No association between metformin use and survival in patients with pancreatic cancer: An observational cohort study
Frouws MA, et al., Medicine Baltimore 2017;96(10)
Background: Several studies have suggested an association between use of metformin and an increased overall survival in patients diagnosed with pancreatic cancer, however with several important methodological limitations. The aim of the study was to assess the association between overall survival, pancreatic cancer, and metformin use.
Methods: A retrospective cohort study of 1111 patients with pancreatic cancer was conducted using data from The Netherlands Comprehensive Cancer Organization (1998–2011).

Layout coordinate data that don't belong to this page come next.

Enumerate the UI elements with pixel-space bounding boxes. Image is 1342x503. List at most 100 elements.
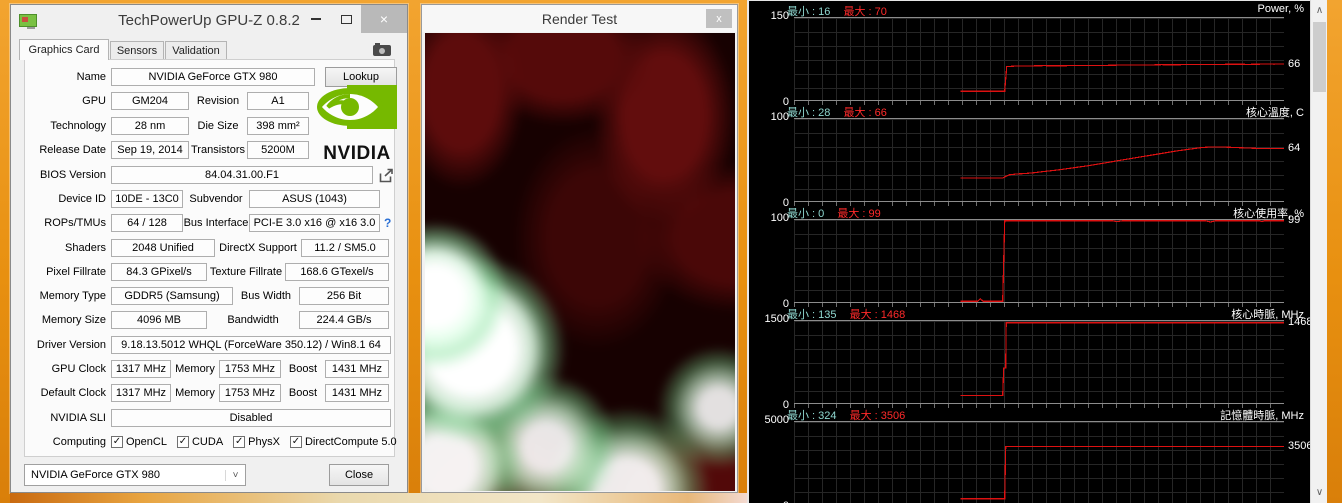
y-axis-bottom-tick: 0 <box>782 298 789 310</box>
sensor-chart-core-temperature: 最小 : 28 最大 : 66 核心溫度, C 100 0 64 <box>749 102 1310 209</box>
chart-current-value: 99 <box>1288 213 1301 226</box>
default-clock-value: 1317 MHz <box>111 384 171 402</box>
gpu-clock-value: 1317 MHz <box>111 360 171 378</box>
chart-min-label: 最小 : 0 <box>787 208 825 220</box>
device-id-label: Device ID <box>58 193 106 205</box>
memory-size-value: 4096 MB <box>111 311 207 329</box>
scrollbar-thumb[interactable] <box>1313 22 1326 92</box>
scrollbar-down-arrow[interactable]: ∨ <box>1315 487 1324 498</box>
field-row-technology: Technology 28 nm Die Size 398 mm² <box>35 117 401 135</box>
y-axis-top-tick: 1500 <box>764 313 789 325</box>
y-axis-top-tick: 150 <box>770 10 789 22</box>
field-row-memory-size: Memory Size 4096 MB Bandwidth 224.4 GB/s <box>35 311 401 329</box>
driver-version-value: 9.18.13.5012 WHQL (ForceWare 350.12) / W… <box>111 336 391 354</box>
chart-plot-area <box>794 118 1284 206</box>
tab-graphics-card[interactable]: Graphics Card <box>19 39 109 60</box>
bios-share-button[interactable] <box>377 167 395 183</box>
field-row-pixel-fillrate: Pixel Fillrate 84.3 GPixel/s Texture Fil… <box>35 263 401 281</box>
chart-min-label: 最小 : 324 <box>787 410 837 422</box>
gpuz-app-icon <box>19 13 37 29</box>
boost-clock-value: 1431 MHz <box>325 360 389 378</box>
close-icon: × <box>379 11 389 27</box>
bios-label: BIOS Version <box>39 169 106 181</box>
y-axis-top-tick: 100 <box>770 212 789 224</box>
chart-max-label: 最大 : 66 <box>843 107 887 119</box>
vertical-scrollbar[interactable]: ∧ ∨ <box>1310 0 1327 503</box>
checkbox-physx[interactable]: ✓ PhysX <box>233 436 280 448</box>
field-row-device-id: Device ID 10DE - 13C0 Subvendor ASUS (10… <box>35 190 401 208</box>
gpu-select-dropdown[interactable]: NVIDIA GeForce GTX 980 ˅ <box>24 464 246 486</box>
revision-label: Revision <box>196 95 240 107</box>
maximize-button[interactable] <box>331 5 361 33</box>
lookup-button[interactable]: Lookup <box>325 67 397 87</box>
chart-max-label: 最大 : 70 <box>843 6 887 18</box>
memory-type-label: Memory Type <box>39 290 106 302</box>
render-test-close-button[interactable]: x <box>706 9 732 28</box>
bus-interface-help-button[interactable]: ? <box>384 216 392 230</box>
scrollbar-up-arrow[interactable]: ∧ <box>1315 5 1324 16</box>
tab-sensors[interactable]: Sensors <box>110 41 164 60</box>
nvidia-wordmark: NVIDIA <box>323 143 391 164</box>
field-row-rops: ROPs/TMUs 64 / 128 Bus Interface PCI-E 3… <box>35 214 401 232</box>
default-memory-clock-label: Memory <box>175 387 215 399</box>
subvendor-label: Subvendor <box>189 193 243 205</box>
close-window-button[interactable]: × <box>361 5 407 33</box>
chart-plot-area <box>794 17 1284 105</box>
field-row-default-clock: Default Clock 1317 MHz Memory 1753 MHz B… <box>35 384 401 402</box>
memory-type-value: GDDR5 (Samsung) <box>111 287 233 305</box>
chart-max-label: 最大 : 1468 <box>849 309 906 321</box>
technology-label: Technology <box>50 120 106 132</box>
camera-icon <box>373 43 391 56</box>
screenshot-button[interactable] <box>369 43 395 58</box>
minimize-button[interactable] <box>301 5 331 33</box>
y-axis-bottom-tick: 0 <box>782 399 789 411</box>
chart-plot-area <box>794 421 1284 503</box>
chevron-down-icon: ˅ <box>225 469 245 481</box>
gpuz-window: TechPowerUp GPU-Z 0.8.2 × Graphics Card … <box>10 4 408 493</box>
bus-width-value: 256 Bit <box>299 287 389 305</box>
y-axis-bottom-tick: 0 <box>782 197 789 209</box>
directx-label: DirectX Support <box>219 242 297 254</box>
tabstrip: Graphics Card Sensors Validation <box>19 39 399 60</box>
field-row-gpu: GPU GM204 Revision A1 <box>35 92 401 110</box>
gpuz-titlebar[interactable]: TechPowerUp GPU-Z 0.8.2 × <box>11 5 407 35</box>
gpu-value: GM204 <box>111 92 189 110</box>
checkbox-opencl[interactable]: ✓ OpenCL <box>111 436 167 448</box>
checkbox-cuda[interactable]: ✓ CUDA <box>176 436 223 448</box>
chart-plot-area <box>794 320 1284 408</box>
checkbox-directcompute[interactable]: ✓ DirectCompute 5.0 <box>289 436 397 448</box>
default-clock-label: Default Clock <box>40 387 106 399</box>
checkbox-label: PhysX <box>248 436 280 448</box>
checkbox-checked-icon: ✓ <box>176 436 189 448</box>
bus-interface-value: PCI-E 3.0 x16 @ x16 3.0 <box>249 214 380 232</box>
chart-title: 核心使用率, % <box>1233 208 1304 220</box>
close-button[interactable]: Close <box>329 464 389 486</box>
maximize-icon <box>340 14 352 24</box>
chart-min-label: 最小 : 16 <box>787 6 831 18</box>
default-memory-clock-value: 1753 MHz <box>219 384 281 402</box>
sensor-chart-power: 最小 : 16 最大 : 70 Power, % 150 0 66 <box>749 1 1310 108</box>
sensor-chart-core-clock: 最小 : 135 最大 : 1468 核心時脈, MHz 1500 0 1468 <box>749 304 1310 411</box>
memory-size-label: Memory Size <box>41 314 106 326</box>
render-test-titlebar[interactable]: Render Test x <box>422 5 737 32</box>
device-id-value: 10DE - 13C0 <box>111 190 183 208</box>
rops-tmus-label: ROPs/TMUs <box>44 217 106 229</box>
chart-current-value: 64 <box>1288 142 1301 155</box>
checkbox-label: OpenCL <box>126 436 167 448</box>
y-axis-bottom-tick: 0 <box>782 96 789 108</box>
chart-title: Power, % <box>1257 3 1304 15</box>
name-label: Name <box>76 71 106 83</box>
close-icon: x <box>716 12 722 25</box>
share-icon <box>379 168 393 182</box>
transistors-value: 5200M <box>247 141 309 159</box>
chart-max-label: 最大 : 3506 <box>849 410 906 422</box>
field-row-sli: NVIDIA SLI Disabled <box>35 409 401 427</box>
chart-max-label: 最大 : 99 <box>837 208 881 220</box>
shaders-value: 2048 Unified <box>111 239 215 257</box>
tab-label: Graphics Card <box>28 44 100 56</box>
transistors-label: Transistors <box>191 144 245 156</box>
gpuz-window-title: TechPowerUp GPU-Z 0.8.2 <box>118 11 300 29</box>
render-test-title: Render Test <box>541 10 618 27</box>
tab-validation[interactable]: Validation <box>165 41 227 60</box>
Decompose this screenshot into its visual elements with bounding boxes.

Data were linked to the PHARMO Database Network containing drug-dispensing records from community pharmacies. Patients were classified as metformin user or sulfonylurea derivatives user from the moment of first dispensing until the end of follow up. The difference in overall survival between metformin users and nonusers was assessed, and additionally between metformin users and sulfonylurea derivatives users. Univariable and multivariable parametric survival models were used and use of metformin and sulfonylurea derivatives was included as time-varying covariates.

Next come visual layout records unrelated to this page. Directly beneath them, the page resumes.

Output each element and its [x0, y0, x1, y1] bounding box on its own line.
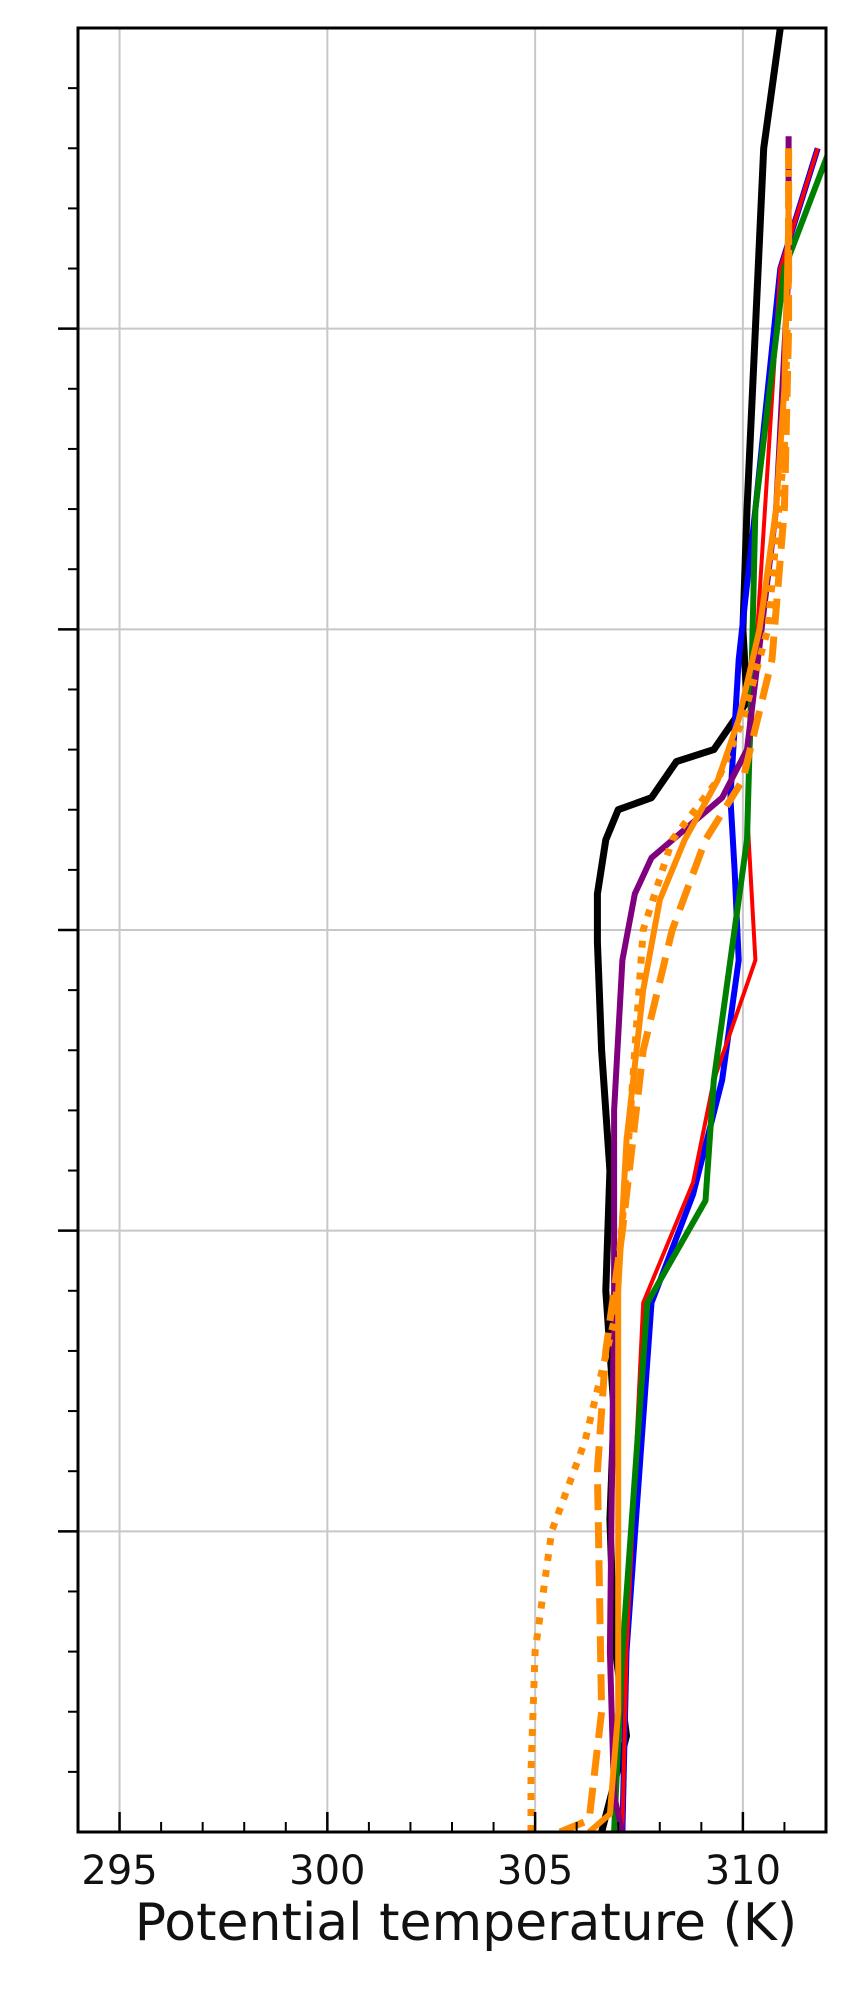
series-line-8 [527, 148, 793, 1832]
series-line-5 [606, 136, 792, 1832]
series-line-7 [558, 148, 793, 1832]
series-line-6 [587, 208, 792, 1832]
x-axis-title: Potential temperature (K) [135, 1893, 797, 1953]
x-tick-label: 305 [497, 1848, 573, 1894]
series-line-4 [611, 150, 826, 1832]
x-tick-label: 295 [81, 1848, 157, 1894]
series-layer [527, 28, 826, 1832]
x-tick-label: 310 [705, 1848, 781, 1894]
grid-layer [78, 28, 826, 1832]
tick-layer: 295 300 305 310 [58, 87, 827, 1894]
x-tick-label: 300 [289, 1848, 365, 1894]
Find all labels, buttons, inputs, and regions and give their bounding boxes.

Results: Of the 1111 patients, 91 patients were excluded because of differences in morphology, 48 patients because of using merely metformin before diagnosis, and 57 metformin-users ever used contemporary sulfonylurea derivatives and were therefore excluded. Lastly, 8 patients with a survival of zero months were excluded. This resulted in 907 patients for the analysis. Overall, 77 users of metformin, 43 users of sulfonylurea derivatives, and 787 nonusers were identified. The adjusted rate ratio for overall survival for metformin users versus nonusers was 0.86 (95% CI: 0.66–1.11; P = 0.25). The difference in overall survival between metformin users and sulfonylurea derivatives users showed an adjusted rate ratio of 0.90 (95% CI: 0.59–1.40; P = 0.67).
Conclusion: No association was found between overall survival, pancreatic cancer, and metformin use. This was in concordance with 2 recently published randomized controlled trials. Future research should focus on the use of adjuvant metformin in other cancer types and the development or repurposing of other drugs for pancreatic cancer.